7 réponses pour “Visio conférence VIVRE LA PAQUE N°1 Pâques, une inconnue bien connue”

  • Je reprends la phrase d’Anne :
    Et Moïse le raconte, aux Hébreux, déjà avant qu’ils ne quittent leurs maisons : « Vous direz à vos fils : ‘C’est le sacrifice de la Pâque pour YHWH qui a passé au-delà des maisons des Israélites en Égypte, lorsqu’il frappait l’Égypte, mais épargnait nos maisons’ » (Ex 12, 27).

    Si le sens de la Pâque juive est le passage de la servitude à la liberté (la sortie d’Égypte, la traversée de la mer Rouge, le long chemin vers la terre promise), le sens littéral de ce récit n’a-t-il pas pris le dessus (cf. ce que véhicule le film « Les dix commandements » de Cecil B DeMille).
    Moi-même je suis choquée chaque année, lors de la première lecture de la liturgie du samedi saint qui présente la mort des Égyptiens et le salut des Hébreux (Ex, 14,15-31).
    Au premier degré ce récit est inaudible et je le trouve dangereux en ces temps de conflits au moyen-orient et à toutes les conséquences regrettables du conflit israélo-palestinien.

    La tendance matérialiste de notre temps et celle de se limiter à une lecture au premier degré des textes n’est-elle pas un obstacle regrettable ? Pourquoi ne met-on pas en garde les fidèles contre ce danger et ne les éclaire-t-on pas en leur donnant accès aux sens spirituels des textes ?

    • Vous avez totalement raison : il est impensable d’interpréter l’Écriture au premier degré. Elle nécessite une approche par les 4 entrées connues depuis longtemps : sens littéral, allégorique, tropologique ou moral, et anagogique (qui oriente vers les vérités dernières). En travaillant le texte, on comprend vite que les Égyptiens dans cette histoire ne font que représenter l’oppression d’où qu’elle vienne, et les Hébreux les opprimés. Il peut nous arriver à tous d’être des “Égyptiens”, hélas 🙁

      • Merci de votre réponse. Mais quand ces choses sont-elles dites ?
        A la messe, après chaque lecture, on dit “Acclamons la parole de Dieu”;
        Si le prêtre dans son homélie ne met pas ses paroissiens en garde, chacun reste, sauf formation théologique personnelle, dans cette erreur d’interprétation.
        J’ai envie de dire : “Il y a du boulot !”

  • Je voudrais poser une question à propos de l’épisode de Jacob ” Au lever du soleil, il avait passé Penuel et il boitait de la hanche. »
    Quel est le sens symbolique de cette blessure à la hanche qui le fait désormais boiter ? Quel est le sens du mot hébreu ?
    Lors de la visio-conférence j’ai posé la question par écrit dans la discussion et une personne a répondu :”La hanche en énergétique est un point de passage”. Pouvez-vous nous en dire davantage ?

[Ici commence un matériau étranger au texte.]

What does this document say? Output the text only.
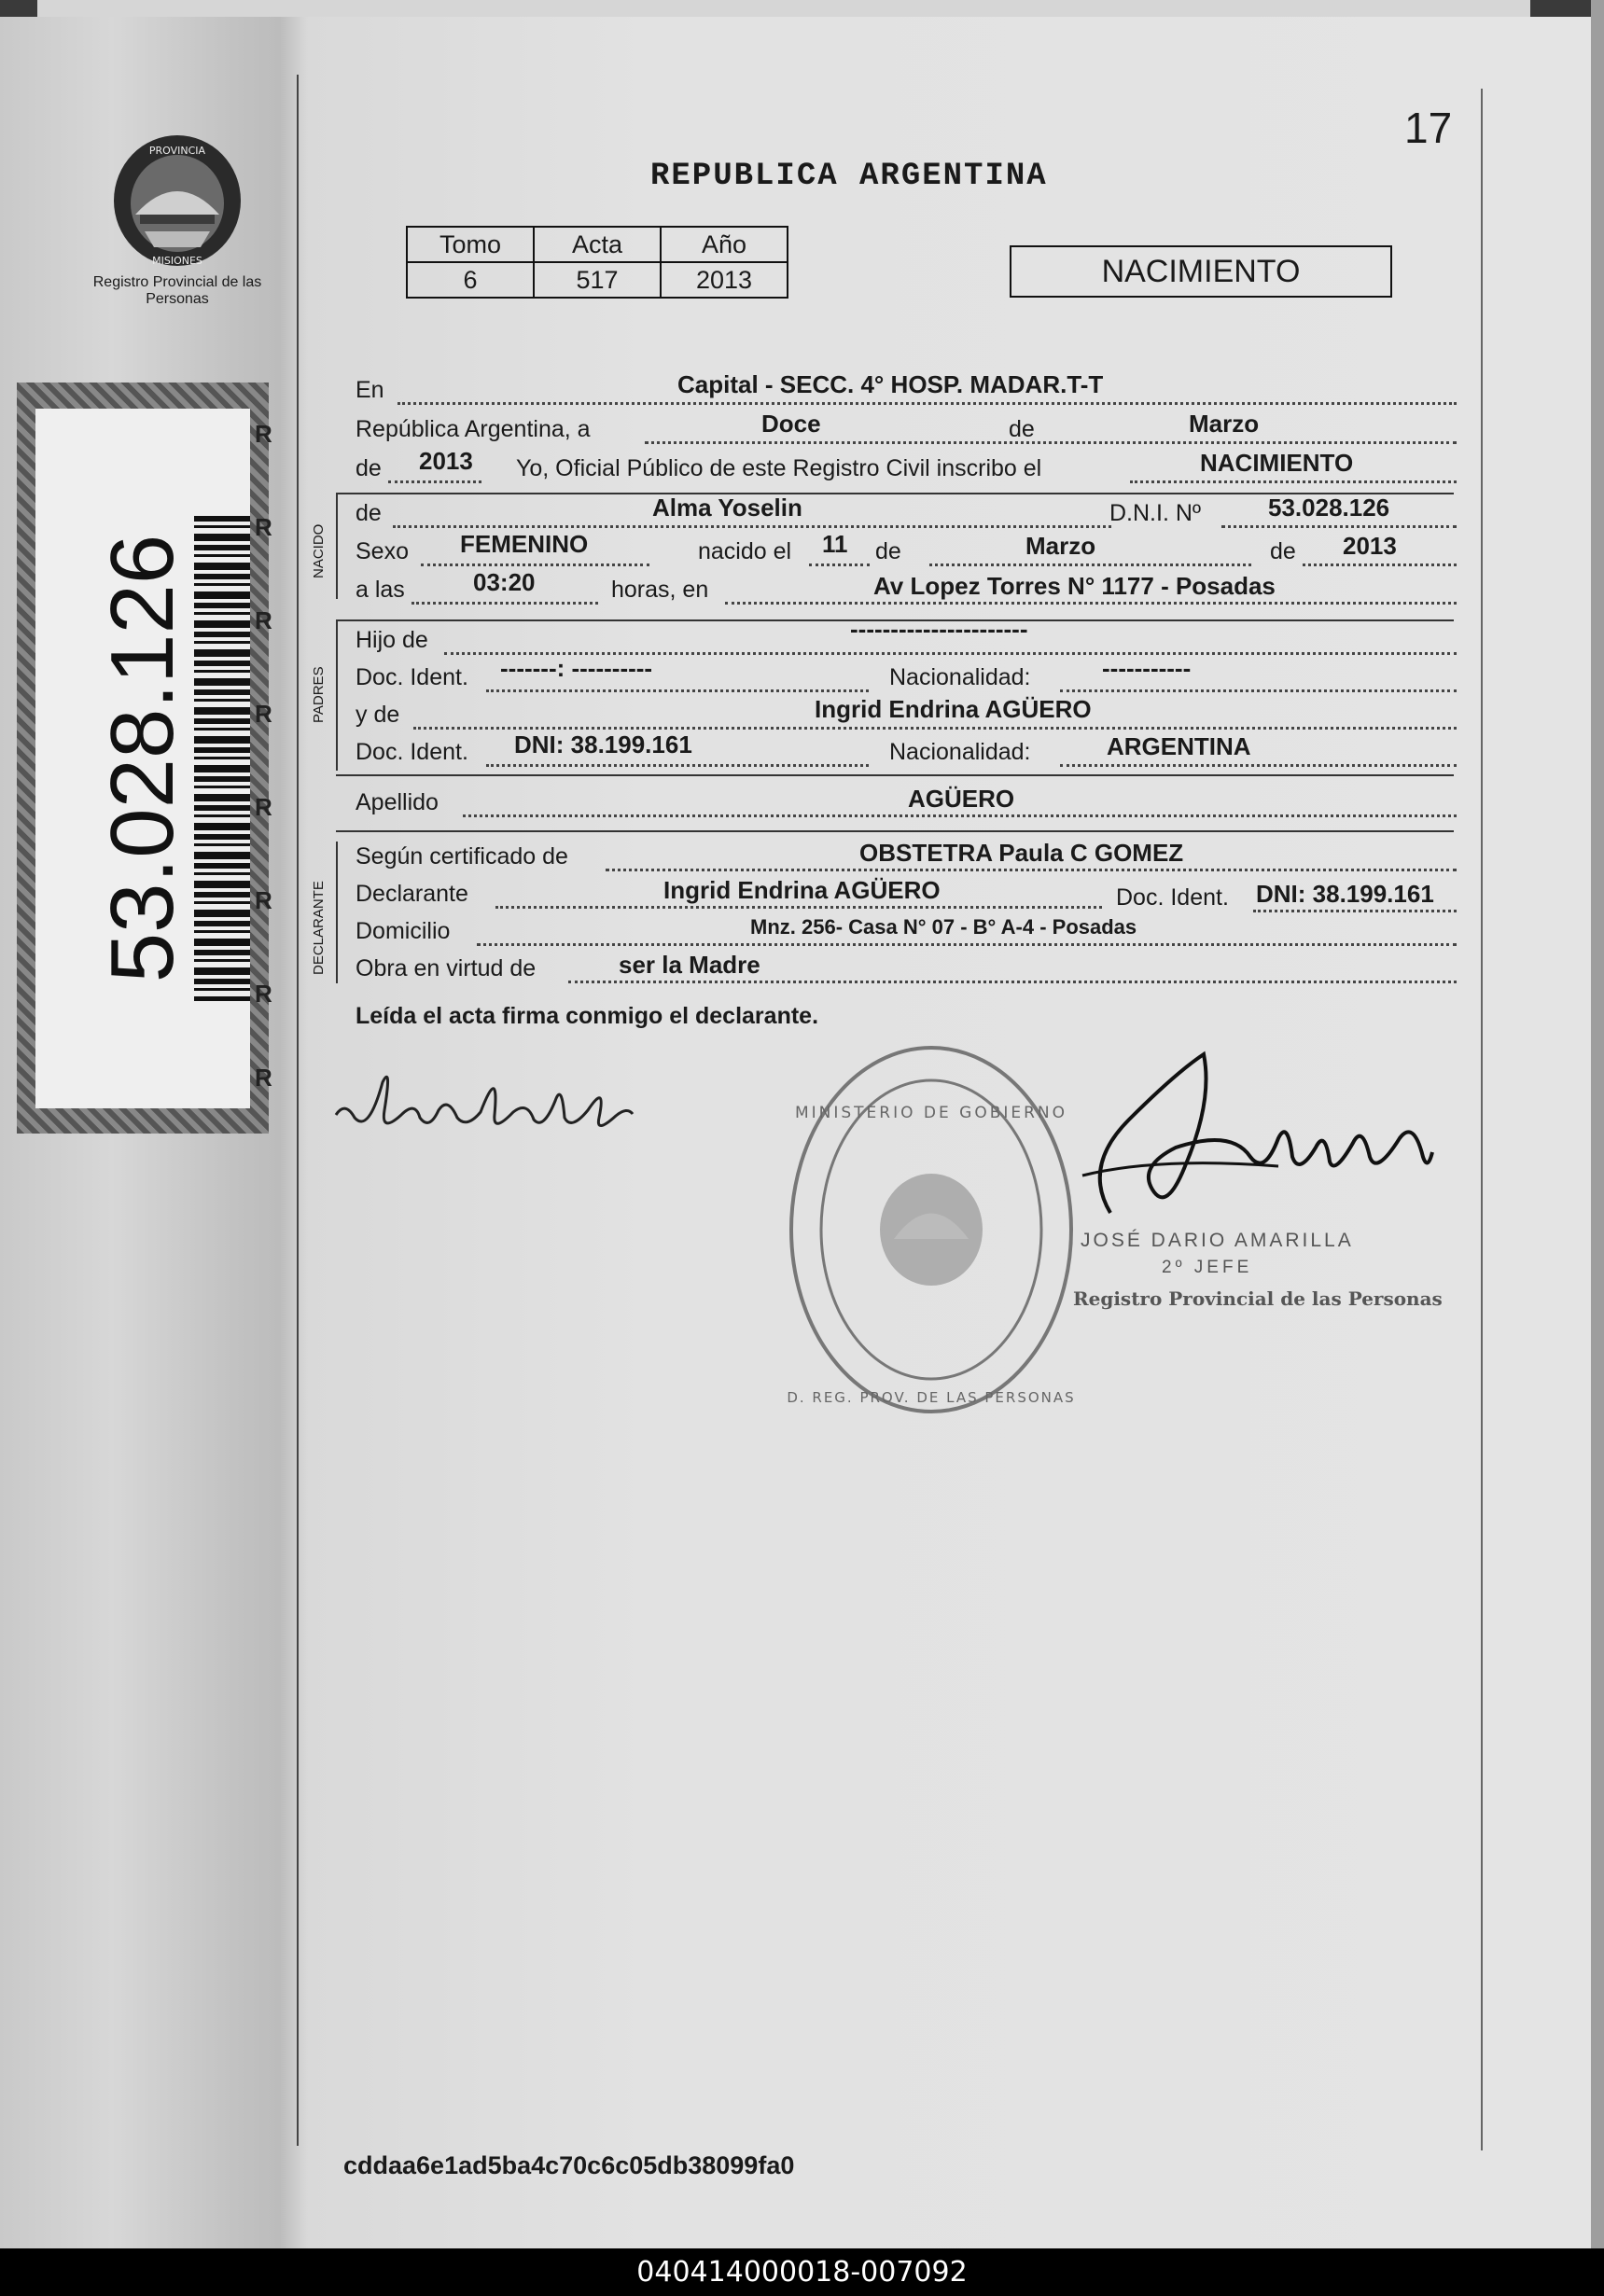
17
REPUBLICA ARGENTINA
PROVINCIA
MISIONES
Registro Provincial de las Personas
53.028.126
R
R
R
R
R
R
R
R
Tomo	Acta	Año
6	517	2013	NACIMIENTO
En	Capital - SECC. 4° HOSP. MADAR.T-T
República Argentina, a	Doce	de	Marzo
de 2013 Yo, Oficial Público de este Registro Civil inscribo el	NACIMIENTO
NACIDO
de	Alma Yoselin	D.N.I. Nº	53.028.126
Sexo FEMENINO	nacido el 11 de	Marzo	de 2013
a las	03:20	horas, en	Av Lopez Torres N° 1177 - Posadas
PADRES
Hijo de	----------------------
Doc. Ident. -------: ----------	Nacionalidad:	-----------
y de	Ingrid Endrina AGÜERO
Doc. Ident. DNI: 38.199.161	Nacionalidad:	ARGENTINA
Apellido	AGÜERO
DECLARANTE
Según certificado de	OBSTETRA Paula C GOMEZ
Declarante	Ingrid Endrina AGÜERO	Doc. Ident. DNI: 38.199.161
Domicilio	Mnz. 256- Casa N° 07 - B° A-4 - Posadas
Obra en virtud de	ser la Madre
Leída el acta firma conmigo el declarante.
MINISTERIO DE GOBIERNO
D. REG. PROV. DE LAS PERSONAS
JOSÉ DARIO AMARILLA
2º JEFE
Registro Provincial de las Personas
cddaa6e1ad5ba4c70c6c05db38099fa0
040414000018-007092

    • Je vous prie de me pardonner : en effet, je me souviens de votre question et d’avoir différé la réponse en pensant trouver ensuite une réponse convenable.Je n’ai trouvé aucune référence sur ce sujet. J’ai interprété la localisation de cette blessure comme lieu à la fois intime et extériorisé puisqu’il handicape la marche (visible) et gêne l’individu là où se situent les nerfs et réseaux sanguins que les médecins ont nommés “honteux”… Mais votre approche est très intéressante aussi s’il s’agit d’un point de passage selon d’autres registres…
      Si mes collègues hébraïsants me fournissent des informations complémentaires quant à la symbolique, je ne manquerai pas de les ajouter ici.

  • Anne dit: «tant de signes objectifs sont là qui montrent la servitude dans laquelle reste l’institution à ne pas vouloir passer, que l’on peut légitimement pointer la contradiction qu’il y a entre la proposition pascale, profondément dynamique, et la frilosité institutionnelle actuelle».
    J’aurais tendance à dire que le «passage» n’est pas pour les institutions, mais pour les personnes.
    Et à ce titre nous sommes tous personnellement interpellés et appelés à la Vie nouvelle.
    Il ne sert à rien de pointer les autres et de dire «vous avez un passage à faire». En sous-entendant que nous, bien sûr, on est du côté sauf de la Mer.